Les sanctions en cas de non-conformité
Le régime de sanctions prévu par le décret repose sur un mécanisme progressif. La première étape est la mise en demeure administrative : le préfet de région peut mettre en demeure tout assujetti qui ne respecte pas ses obligations de déclaration ou ses objectifs de réduction. Cette mise en demeure ouvre un délai pour régulariser la situation.
En l’absence de régularisation, la procédure peut déboucher sur une publication nominative des manquements — ce que les textes appellent le « name and shame ». L’identité du contrevenant, la nature du manquement et l’adresse du bâtiment concerné peuvent être rendues publiques. Pour des entreprises dont la réputation est liée à leurs engagements RSE, cette sanction reputationnelle peut s’avérer plus dissuasive qu’une amende.
Des amendes administratives sont également prévues. Leur montant peut atteindre 1 500 euros pour une personne physique et 7 500 euros pour une personne morale, par infraction constatée. Ces montants peuvent paraître modestes au regard des investissements requis, mais la répétition des infractions et la publicité des manquements constituent des risques bien réels pour les grandes foncières et les groupes immobiliers cotés.
Un point souvent négligé : le non-respect du décret peut également avoir des conséquences sur la valeur vénale des actifs. Des bâtiments non conformes risquent de subir une décote lors des transactions immobilières, les acquéreurs intégrant désormais le risque réglementaire dans leur valorisation. Certains établissements bancaires commencent à conditionner leurs financements à la démonstration d’une trajectoire de conformité documentée.
Vers une intensification du cadre légal d’ici 2050
Le cadre réglementaire actuel n’est qu’une étape. La trajectoire vers la neutralité carbone des bâtiments en 2050 implique des révisions régulières des textes d’application. L’arrêté « Valeurs absolues » sera vraisemblablement mis à jour pour affiner les niveaux cibles par catégorie d’activité, à mesure que les données collectées sur OPERAT permettront de mieux calibrer les exigences sectorielles.
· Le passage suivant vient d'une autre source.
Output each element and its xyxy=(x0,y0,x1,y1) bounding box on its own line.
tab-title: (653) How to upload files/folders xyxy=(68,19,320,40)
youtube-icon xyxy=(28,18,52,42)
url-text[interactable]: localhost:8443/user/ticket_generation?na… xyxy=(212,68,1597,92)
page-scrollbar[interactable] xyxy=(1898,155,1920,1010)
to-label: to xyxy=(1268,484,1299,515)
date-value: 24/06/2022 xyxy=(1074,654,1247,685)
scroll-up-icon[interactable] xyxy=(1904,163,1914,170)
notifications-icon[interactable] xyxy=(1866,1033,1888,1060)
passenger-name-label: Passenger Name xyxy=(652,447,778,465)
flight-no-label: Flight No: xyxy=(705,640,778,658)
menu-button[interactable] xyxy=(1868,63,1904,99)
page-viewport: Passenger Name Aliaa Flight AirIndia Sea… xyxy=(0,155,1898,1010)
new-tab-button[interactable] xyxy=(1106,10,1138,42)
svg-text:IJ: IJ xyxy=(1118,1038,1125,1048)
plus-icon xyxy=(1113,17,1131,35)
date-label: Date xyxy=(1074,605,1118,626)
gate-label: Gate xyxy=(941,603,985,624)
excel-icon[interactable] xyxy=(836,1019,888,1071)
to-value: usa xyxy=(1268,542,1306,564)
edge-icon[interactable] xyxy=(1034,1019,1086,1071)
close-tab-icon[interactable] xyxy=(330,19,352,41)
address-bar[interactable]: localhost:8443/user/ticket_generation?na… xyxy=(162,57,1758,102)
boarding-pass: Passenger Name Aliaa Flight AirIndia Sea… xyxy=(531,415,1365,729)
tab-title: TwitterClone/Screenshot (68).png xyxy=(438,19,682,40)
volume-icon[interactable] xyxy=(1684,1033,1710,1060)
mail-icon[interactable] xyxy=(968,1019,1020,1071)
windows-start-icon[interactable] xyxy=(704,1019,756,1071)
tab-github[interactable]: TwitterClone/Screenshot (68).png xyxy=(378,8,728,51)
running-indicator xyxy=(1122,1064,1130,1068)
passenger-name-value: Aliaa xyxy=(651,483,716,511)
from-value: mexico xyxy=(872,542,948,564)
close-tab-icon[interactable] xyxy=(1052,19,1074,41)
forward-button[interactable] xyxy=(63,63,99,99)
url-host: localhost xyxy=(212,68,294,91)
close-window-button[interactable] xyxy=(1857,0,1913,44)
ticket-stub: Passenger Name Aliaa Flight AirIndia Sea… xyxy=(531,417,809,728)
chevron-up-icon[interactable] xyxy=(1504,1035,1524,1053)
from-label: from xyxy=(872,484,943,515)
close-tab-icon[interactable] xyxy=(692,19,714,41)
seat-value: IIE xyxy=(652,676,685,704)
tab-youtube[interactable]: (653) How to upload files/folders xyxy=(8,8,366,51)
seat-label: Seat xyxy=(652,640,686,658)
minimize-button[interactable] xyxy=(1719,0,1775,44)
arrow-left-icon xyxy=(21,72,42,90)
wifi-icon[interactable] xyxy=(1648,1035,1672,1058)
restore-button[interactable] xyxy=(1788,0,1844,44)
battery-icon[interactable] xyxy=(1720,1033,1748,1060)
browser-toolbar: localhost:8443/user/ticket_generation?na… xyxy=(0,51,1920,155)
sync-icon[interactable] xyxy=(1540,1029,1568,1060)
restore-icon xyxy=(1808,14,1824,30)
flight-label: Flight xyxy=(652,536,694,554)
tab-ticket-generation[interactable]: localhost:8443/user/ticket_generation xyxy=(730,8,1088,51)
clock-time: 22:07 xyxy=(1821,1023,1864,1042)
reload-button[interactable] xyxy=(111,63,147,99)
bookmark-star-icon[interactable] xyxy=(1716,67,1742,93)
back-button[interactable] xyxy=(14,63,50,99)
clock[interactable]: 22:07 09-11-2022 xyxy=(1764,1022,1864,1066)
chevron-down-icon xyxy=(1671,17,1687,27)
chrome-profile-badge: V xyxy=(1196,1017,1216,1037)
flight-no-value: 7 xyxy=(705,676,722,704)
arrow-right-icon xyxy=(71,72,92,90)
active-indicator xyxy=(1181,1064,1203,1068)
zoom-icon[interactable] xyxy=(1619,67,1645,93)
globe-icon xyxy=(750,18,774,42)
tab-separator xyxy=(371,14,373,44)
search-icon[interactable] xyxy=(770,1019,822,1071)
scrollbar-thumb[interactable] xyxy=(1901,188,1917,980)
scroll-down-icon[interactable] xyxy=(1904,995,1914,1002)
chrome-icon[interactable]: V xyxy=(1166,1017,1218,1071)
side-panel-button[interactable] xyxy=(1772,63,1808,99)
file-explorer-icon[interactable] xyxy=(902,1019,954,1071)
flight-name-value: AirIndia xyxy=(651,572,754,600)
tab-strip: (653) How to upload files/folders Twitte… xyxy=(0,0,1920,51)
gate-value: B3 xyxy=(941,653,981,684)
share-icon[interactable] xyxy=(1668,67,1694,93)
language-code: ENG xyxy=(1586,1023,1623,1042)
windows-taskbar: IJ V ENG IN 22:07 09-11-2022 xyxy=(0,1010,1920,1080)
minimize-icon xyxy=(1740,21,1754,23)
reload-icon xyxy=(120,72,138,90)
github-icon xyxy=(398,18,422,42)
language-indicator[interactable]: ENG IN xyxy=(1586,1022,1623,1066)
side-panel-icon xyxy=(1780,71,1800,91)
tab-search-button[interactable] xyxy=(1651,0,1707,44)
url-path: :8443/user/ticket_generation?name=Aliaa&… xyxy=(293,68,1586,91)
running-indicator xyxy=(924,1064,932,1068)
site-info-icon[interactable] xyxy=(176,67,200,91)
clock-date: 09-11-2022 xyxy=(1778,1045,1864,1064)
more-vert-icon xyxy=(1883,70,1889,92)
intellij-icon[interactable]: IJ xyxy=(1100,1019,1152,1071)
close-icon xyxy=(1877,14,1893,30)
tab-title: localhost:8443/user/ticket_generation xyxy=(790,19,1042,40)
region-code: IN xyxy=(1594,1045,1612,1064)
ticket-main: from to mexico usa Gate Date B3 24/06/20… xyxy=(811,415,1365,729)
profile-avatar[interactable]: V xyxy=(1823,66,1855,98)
La directive européenne EPBD (Energy Performance of Buildings Directive), révisée en 2024, renforce les obligations des États membres en matière de performance énergétique des bâtiments. Sa transposition en droit français devra s’articuler avec le dispositif existant du Décret tertiaire, probablement par voie d’ordonnance ou de décret modificatif. Les professionnels du droit immobilier anticipent une convergence des outils de mesure et de reporting entre les deux dispositifs.
Les contrats de performance énergétique (CPE) gagnent du terrain comme outil juridique de mise en conformité. Dans ce montage contractuel, un prestataire s’engage sur un résultat mesurable de réduction des consommations, avec des garanties financières à la clé. La sécurisation juridique de ces contrats — notamment la définition des indicateurs de performance et les clauses de révision — constitue un enjeu croissant pour les avocats spécialisés en droit de l’énergie et en droit de la construction.
Anticiper ces évolutions dès aujourd’hui, c’est éviter de subir des mises en conformité précipitées et coûteuses demain. Les assujettis qui documentent rigoureusement leurs actions, qui intègrent des clauses adaptées dans leurs baux et qui s’appuient sur des conseils juridiques spécialisés construisent une position bien plus solide face aux contrôles à venir. Le droit, dans ce domaine, ne protège que ceux qui l’anticipent.